In an uncertain world, Clarkson, Hammond and May are at least three things that show no signs of aging.
The trio have been working on TV shows for 16 years and after three seasons of pitching the Grand Tour tent around the world, the presenters are scaling back their workload, but upping their ante.
The Grand Tour is replacing the tent, the interviews and the car reviews for bigger and more outlandish challenges.
In a radical move, the trio have even ditched their cars for the first special, the cheekily titled, The Grand Tour presents Seamen.
Inspired by a Clarkson holiday in the region, the trio have taken on an 800km aquatic road trip that had Clarkson getting all soppy on climate change, Richard Hammond in tears and James May close to death on an antique canal boat.
Travelling across Vietnam and Cambodia, the 90-minute episode is packed full of laughter, jaw-dropping scenery and a finale that will go down as the most dangerous task the trio have ever taken on.
Here are three reasons not to miss The Grand Tour presents Seamen...
Even Richard Hammond became a boat fan
Petrolheads may be concerned that the show has switched its focus, but although there are no cars in this special – even the biggest boat-hater should be won over by the end of the episode.
Richard Hammond may not have taken the challenge very seriously – rocking up in a Miami Vice speedboat that Clarkson and May rebrand ‘Jizzle Drizzle’ – but even the “ghastly little Brummie”, as Clarkson calls him, can’t help but be won around when they finally reach open water and he gets to ramp up the speed.
Jeremy Clarkson’s lessons on history, romance and climate change
The biggest shocks and surprises in Seamen isn’t on the water, it comes from Jeremy Clarkson.
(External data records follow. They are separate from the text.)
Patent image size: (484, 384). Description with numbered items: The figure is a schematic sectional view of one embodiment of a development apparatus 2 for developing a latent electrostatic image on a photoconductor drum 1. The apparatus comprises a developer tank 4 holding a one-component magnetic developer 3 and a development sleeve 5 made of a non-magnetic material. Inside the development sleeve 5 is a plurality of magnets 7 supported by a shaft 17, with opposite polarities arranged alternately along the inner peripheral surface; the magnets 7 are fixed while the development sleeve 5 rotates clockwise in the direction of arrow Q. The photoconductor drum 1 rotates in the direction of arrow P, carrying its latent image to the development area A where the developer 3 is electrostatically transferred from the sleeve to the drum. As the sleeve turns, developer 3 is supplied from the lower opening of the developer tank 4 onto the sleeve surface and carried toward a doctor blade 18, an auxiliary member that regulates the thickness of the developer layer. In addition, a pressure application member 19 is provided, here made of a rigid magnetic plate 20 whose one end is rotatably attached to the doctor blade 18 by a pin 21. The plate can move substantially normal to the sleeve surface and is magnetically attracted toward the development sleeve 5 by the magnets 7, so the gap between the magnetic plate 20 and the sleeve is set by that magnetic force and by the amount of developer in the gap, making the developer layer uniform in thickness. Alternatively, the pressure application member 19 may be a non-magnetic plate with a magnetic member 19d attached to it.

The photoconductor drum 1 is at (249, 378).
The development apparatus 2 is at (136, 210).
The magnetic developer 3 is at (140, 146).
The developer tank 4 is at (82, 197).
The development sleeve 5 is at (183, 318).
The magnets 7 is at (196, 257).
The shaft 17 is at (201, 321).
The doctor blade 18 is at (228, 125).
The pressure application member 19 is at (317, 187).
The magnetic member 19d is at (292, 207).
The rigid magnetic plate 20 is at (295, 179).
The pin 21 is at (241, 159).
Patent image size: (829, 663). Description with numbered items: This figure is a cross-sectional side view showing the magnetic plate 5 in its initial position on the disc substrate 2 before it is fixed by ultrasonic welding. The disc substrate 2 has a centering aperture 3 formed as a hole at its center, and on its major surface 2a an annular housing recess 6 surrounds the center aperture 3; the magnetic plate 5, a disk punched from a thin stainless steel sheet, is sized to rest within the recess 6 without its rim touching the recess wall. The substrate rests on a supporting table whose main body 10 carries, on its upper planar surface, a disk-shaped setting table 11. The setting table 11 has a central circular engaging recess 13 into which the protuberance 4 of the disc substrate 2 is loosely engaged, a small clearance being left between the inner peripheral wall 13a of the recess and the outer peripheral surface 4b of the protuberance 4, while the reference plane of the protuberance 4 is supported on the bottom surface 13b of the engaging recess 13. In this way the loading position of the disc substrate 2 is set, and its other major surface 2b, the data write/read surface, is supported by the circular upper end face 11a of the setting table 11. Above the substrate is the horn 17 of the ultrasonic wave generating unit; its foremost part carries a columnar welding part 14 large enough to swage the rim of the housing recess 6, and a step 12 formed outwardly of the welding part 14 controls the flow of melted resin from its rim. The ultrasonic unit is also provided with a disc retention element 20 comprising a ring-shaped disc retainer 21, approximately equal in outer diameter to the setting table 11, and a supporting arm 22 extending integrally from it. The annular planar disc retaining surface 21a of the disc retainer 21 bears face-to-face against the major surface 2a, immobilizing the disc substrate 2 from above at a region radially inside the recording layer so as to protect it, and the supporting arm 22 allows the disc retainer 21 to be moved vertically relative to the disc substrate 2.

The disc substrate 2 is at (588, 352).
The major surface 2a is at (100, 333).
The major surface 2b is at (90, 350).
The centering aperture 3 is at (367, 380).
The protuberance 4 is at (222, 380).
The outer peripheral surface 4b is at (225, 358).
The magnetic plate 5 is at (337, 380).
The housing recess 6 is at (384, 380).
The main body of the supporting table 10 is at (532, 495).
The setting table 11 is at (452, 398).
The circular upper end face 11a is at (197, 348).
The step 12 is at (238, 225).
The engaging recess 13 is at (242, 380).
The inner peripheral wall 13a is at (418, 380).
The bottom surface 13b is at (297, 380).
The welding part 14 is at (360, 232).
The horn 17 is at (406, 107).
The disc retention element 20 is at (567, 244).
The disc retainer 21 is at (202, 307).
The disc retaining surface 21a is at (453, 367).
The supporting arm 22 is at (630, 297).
Not only does he spend large chunks of the episode, delivering history lessons about Vietnam and getting soppy with a dramatic love story from the Vietnam War.
He also makes a stand on climate change.
Don’t get us wrong, Jeremy isn’t going all Greta Thunberg on us – and the episode is laced with endless Jeremy Corbyn gags – but the impact of climate change is so horrifyingly visible in the Mekong.
Sometimes it’s more powerful to show people something that is happening than tell them and this episode of The Grand Tour is a case in point.
The salty tears of the finale
The Grand Tour boys have been chased out of countries, driven across vast deserts and battled freezing temperatures. But in a first, this time the presenters take to the seas – and in highly inappropriate vessels.
It’s a jaw-dropping conclusion to the adventure as the presenters get lashed in the sea, fighting to get through an epic storm with very little sailing experience and battered, tiny vessels.
In the same area four people died on the day that the Grand Tour was filming this sequence,
The Grand Tour presents Seamen is streaming now on Amazon Prime Video.